日記※旦那→付き合ってもない尾形
イケメン友人→白 宇佐美
刀友人→若 土方
野生のギン→男体化 インカラマッ
春になると毎年思い出す、皆と出会った日。
まさか今も付き合いがあるなんて、
当時の私には考えられない。
なんせ私は友人を、
あるラインを超えられたらバッサリと切ってしまうタイプ。
来るもの拒まず、去るもの追わず、
でもあった。
初めて集まった教室。
社交性が高い人は、もう初見の人と話していた。
昔ならいざ知らず、
この時の私にはありえなかった。
後方に座ろうとしたが、
もう前の席しか空いていない。
しかも、騒がしい左側(尾形はここにいた)と、
静かな右側があった。
最前席壁際に1人、ポツンと座っている男子がいた。
その隣が1席分だけ空いており、もはやここしか無い。
仕方ない。
おはようございますなんて言わず、
私はそのまま静かに座った。
その時傘を持ち込んでいて、机の縁に引っ掛けておいた。
数分後、その傘がカタンと落ちる。
「あの、傘落ちましたよ」
そう言って拾ってくれた隣の人は、
今も遊ぶ宇佐美君だった。
「あ、ありがとうございます」
1番初めに言葉を交わした人。
なんだか大人しそうな美形だなぁ、
が、第一印象。
自己紹介の時間になり、
トップバッターが意気揚々と教卓に立った。
「黒板使って良いですか?」
その人は大きい黒板全面を使って名前を書くと、
教卓に両手をつき、前に身を乗り出しながら話し始めた。
「どうも。

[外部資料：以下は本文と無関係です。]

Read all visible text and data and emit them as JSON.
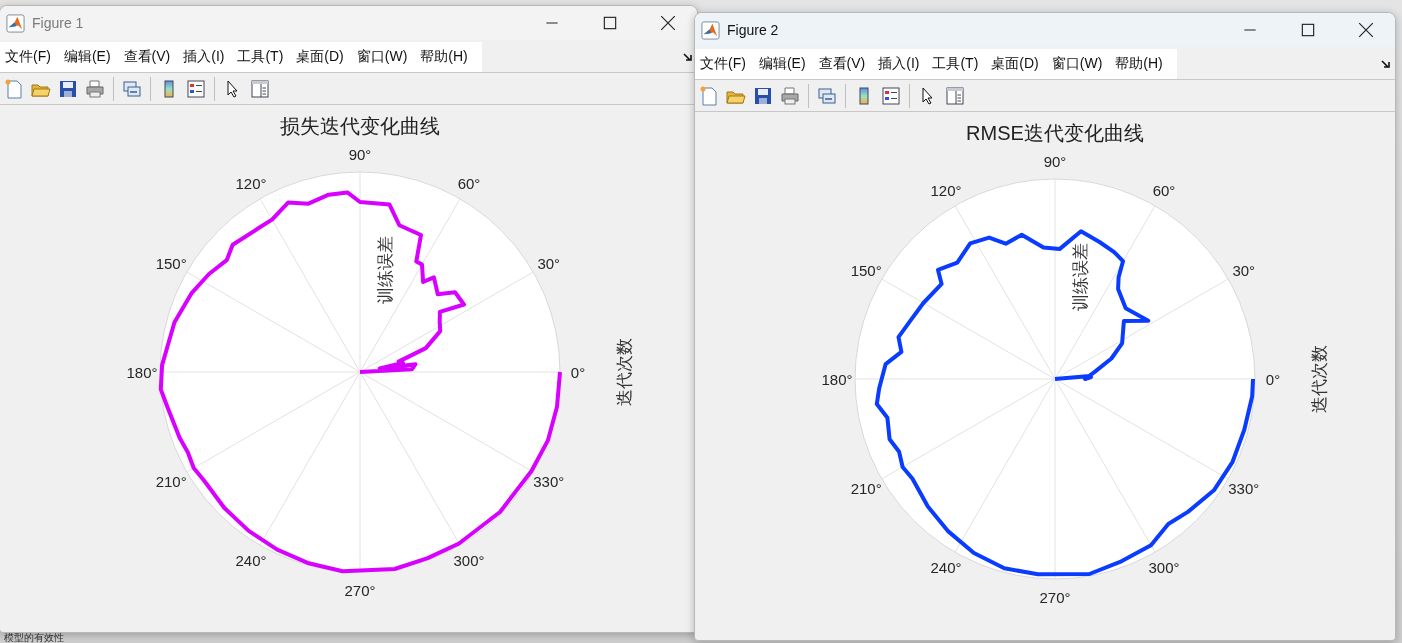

えー、名前のせいなのか、
どういう訳か、
成人しても今だに振袖案内が来る
ハンサムな尾形百之助です」
ドッと笑いが起こった。
あー、ムードメーカーかー。
観察するのは面白そうだけど、
友達にならんまま、
むしろ話さんまま卒業しそうだなぁ。
でもすっごい気になるな。
と、この時は思っていた。
当時の私はまさかこの人が未来の旦那だなんて、
想像すら出来んだろうよ。
それから、各々の個性が爆発する自己紹介。
だってこの人なんか、
ハットかぶって腰に刀を下げてるし。
めちゃくちゃイケボだな!!
個性強過ぎて友達にはなれなさそうだけど、
でも友達になりたいなー!
って思ってた土方さん。
時々オタクが垣間見えるなと思った人は、
インカラマッ君。
その中でも私の隣に座っていた人、
宇佐美君はいたって普通だった。
友達になれるとしたらこの人くらいでは?
とも思った。
まさか猫被った変態だとは知らず、
まんまと一杯食わされてたんだけどね。
自己紹介が終わった直後、
インパクトの強かった尾形と土方さんに
人だかりが出来ていた。
宇佐美君も初めて会う尾形の所へ
真っ先に行っていた。
やはり隣の人とも友達にはなれないかー。
層が違い過ぎる。
壁として観察するかぁ。
そう思っていたいつかの春!!
過去の私に言いたい。
その内このメンバーと、
カラオケオールしたり
花火行ったり
バーベキューしたり
海行ったり
映画行ったり
美術館行ったり
鍋囲んだり
年越ししたり
雑魚寝したりする仲になるんだぜって。